瘴気が立ち上る紙袋を見て僕は途方に暮れた。
【バレンタインデー2】
部室にて、合奏の合間。
「演奏中何度も私の方を見ていたわね? 物欲しそうな顔して」
一影さんは機嫌が悪いようだ。いや、アイコンタクトのつもりなんだけど……。同じパート同士、息を合わせておかないといけないし……。
「チョコならあげないわよ」
「う、うん……」
一影さんにもらおうという発想がそもそもなかったんだけど……。でもこれを言うと怒られそうだ。
「まったく。おうちに帰ってママにもらいなさい? ほら、いい子はそろそろ帰る時間じゃないかしら?」
いや、まだ一時間くらい部活時間残ってるんだけど。
「きゃあっ」
「大丈夫!?」
椅子の足に引っかかって一影さんが転んだ。荷物が散乱している。ん? なにやらプレゼントの箱らしきものが見えているが……。
「あっ、チョコあげるんだぁ~! へえーっ、誰? ねえ誰にあげるのっ!?」
すかさず早橋さんが食いつく。
「だ、誰でもないわよ……! 自分で食べるのっ。悪い?」
一影さんは目をぐるぐる回し、頭から湯気を出している。
「へえーっ……! まあそういうことにしといてあげるね!」
部活終了間際。
「春岩くん、これ直しておいてもらえる? 私、今日塾なの」
「うん、いいけど……」
一影さんに楽譜の入ったクリアブックを渡された。あれ? 塾なんて行ってたっけ……?
結局色々後片付けをしていたら僕が最後になってしまった。
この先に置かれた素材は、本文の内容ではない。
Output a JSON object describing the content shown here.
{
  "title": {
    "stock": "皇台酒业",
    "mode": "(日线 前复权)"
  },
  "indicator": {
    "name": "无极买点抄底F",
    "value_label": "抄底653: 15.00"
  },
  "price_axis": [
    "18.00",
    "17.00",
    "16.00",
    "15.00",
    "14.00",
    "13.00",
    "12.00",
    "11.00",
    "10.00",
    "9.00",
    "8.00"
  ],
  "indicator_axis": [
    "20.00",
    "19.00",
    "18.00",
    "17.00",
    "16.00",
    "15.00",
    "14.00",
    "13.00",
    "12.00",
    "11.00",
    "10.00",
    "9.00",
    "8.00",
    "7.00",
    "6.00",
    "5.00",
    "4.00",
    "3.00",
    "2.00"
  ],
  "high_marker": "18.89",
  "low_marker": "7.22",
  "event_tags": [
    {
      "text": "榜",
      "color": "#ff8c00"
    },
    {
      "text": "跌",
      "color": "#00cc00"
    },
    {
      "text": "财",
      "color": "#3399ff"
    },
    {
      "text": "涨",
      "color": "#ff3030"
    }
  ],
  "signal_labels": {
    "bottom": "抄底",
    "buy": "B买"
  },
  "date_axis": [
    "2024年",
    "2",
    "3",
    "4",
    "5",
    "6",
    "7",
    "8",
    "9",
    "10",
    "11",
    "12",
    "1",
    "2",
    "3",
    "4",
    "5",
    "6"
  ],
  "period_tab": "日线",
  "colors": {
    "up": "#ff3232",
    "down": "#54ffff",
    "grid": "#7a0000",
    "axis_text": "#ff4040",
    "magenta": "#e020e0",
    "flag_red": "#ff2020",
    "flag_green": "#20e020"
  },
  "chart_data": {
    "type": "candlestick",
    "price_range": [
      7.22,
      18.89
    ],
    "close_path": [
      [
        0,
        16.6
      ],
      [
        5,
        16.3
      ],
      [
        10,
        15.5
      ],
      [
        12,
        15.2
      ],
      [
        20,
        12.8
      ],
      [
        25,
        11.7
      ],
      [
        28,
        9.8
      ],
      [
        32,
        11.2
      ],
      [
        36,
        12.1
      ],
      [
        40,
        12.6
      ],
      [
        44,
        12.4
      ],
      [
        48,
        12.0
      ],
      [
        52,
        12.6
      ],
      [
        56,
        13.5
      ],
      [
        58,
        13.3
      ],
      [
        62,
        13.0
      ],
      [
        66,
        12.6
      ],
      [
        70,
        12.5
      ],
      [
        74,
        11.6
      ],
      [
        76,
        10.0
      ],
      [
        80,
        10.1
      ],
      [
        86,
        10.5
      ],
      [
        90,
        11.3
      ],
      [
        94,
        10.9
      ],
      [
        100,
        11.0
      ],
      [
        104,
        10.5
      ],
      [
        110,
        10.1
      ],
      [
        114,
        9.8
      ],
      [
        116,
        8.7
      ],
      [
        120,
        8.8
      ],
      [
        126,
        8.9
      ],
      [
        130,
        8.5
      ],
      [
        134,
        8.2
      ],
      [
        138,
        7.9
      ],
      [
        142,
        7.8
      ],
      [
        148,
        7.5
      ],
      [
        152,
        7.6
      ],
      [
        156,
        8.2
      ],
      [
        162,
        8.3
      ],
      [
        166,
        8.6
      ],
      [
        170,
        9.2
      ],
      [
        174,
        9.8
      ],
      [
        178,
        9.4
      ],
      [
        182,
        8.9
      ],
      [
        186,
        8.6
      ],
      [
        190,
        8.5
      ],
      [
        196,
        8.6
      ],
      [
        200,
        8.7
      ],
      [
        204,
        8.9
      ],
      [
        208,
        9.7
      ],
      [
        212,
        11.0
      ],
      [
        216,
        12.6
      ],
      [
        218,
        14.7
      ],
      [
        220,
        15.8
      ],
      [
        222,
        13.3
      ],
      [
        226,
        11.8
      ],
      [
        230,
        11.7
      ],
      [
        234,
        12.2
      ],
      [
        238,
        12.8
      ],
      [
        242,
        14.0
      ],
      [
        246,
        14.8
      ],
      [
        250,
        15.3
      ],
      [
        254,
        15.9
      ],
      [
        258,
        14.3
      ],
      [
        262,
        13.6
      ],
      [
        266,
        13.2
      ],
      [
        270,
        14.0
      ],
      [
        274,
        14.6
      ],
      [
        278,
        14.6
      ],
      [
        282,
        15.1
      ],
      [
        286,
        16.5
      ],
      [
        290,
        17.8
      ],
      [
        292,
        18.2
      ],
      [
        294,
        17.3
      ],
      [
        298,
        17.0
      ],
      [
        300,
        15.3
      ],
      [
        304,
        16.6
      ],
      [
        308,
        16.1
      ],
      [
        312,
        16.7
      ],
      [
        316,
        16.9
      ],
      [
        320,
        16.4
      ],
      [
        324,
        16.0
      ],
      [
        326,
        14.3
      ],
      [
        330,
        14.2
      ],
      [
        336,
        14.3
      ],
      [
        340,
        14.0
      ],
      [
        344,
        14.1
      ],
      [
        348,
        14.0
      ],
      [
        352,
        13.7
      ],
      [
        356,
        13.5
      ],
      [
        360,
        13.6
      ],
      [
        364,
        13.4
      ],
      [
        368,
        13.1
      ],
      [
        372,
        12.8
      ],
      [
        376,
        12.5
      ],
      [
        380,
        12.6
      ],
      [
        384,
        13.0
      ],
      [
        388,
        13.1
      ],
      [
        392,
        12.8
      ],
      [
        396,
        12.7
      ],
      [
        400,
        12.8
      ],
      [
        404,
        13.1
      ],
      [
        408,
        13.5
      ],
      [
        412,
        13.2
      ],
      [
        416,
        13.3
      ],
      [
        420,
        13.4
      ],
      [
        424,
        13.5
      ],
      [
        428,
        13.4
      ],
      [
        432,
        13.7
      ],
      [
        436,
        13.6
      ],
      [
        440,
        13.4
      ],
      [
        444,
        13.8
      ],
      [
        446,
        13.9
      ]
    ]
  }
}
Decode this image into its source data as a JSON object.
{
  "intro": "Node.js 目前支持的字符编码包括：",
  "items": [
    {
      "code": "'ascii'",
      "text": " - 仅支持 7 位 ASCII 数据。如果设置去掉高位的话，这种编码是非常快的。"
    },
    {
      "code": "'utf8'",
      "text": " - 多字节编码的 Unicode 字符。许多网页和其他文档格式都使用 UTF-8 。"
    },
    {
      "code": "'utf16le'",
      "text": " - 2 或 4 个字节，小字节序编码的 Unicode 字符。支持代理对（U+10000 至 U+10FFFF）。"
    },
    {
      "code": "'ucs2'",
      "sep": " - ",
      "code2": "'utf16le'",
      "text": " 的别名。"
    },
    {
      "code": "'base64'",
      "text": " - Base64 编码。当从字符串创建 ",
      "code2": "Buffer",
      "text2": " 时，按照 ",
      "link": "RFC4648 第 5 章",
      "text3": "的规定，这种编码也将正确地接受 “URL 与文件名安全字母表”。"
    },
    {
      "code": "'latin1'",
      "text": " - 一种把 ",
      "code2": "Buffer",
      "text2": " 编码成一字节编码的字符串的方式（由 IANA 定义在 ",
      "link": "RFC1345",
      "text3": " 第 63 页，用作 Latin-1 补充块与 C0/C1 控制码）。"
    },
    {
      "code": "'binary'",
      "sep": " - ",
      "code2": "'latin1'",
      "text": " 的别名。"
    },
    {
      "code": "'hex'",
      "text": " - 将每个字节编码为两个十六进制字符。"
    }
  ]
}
施錠して職員室に部室のカギを返却する。
「ふう……」
深呼吸して下足室の僕の靴箱を見ると、見覚えのある箱が入っていた。
「あれ? さっきの一影さんのチョコ?」
添え書きには『義理以上でも以下でもなし 一影』とあった。
【養分】
「春庭くん、人生には光と養分が必要なの」
冬休み直前の部室で、ふいに坂石先輩が言った。
「はあ」
天然なこの人は、たまにこういうことを言い出す。
「きみはカイワレ大根だよ」
「ええっ!? なんですかそれ?」
半分笑いながら僕は訊いた。
「わたしたちが養分を与えてしっかり育ててあげるからね?」
今日もまた意味の分からないことを言ってるな、と思ったけど、なぜかじんわり心に響いた。あとちょっとエッチな意味を胸の奥で考えてしまったりもした(内緒)。
「じゃあ光って何なんですか?」
素朴な疑問だった。
「わかんない。なんとなく雰囲気で言ったの。ふふっ」
坂石先輩は午後の陽光を浴びて気持ちよさそうに微睡んでいた。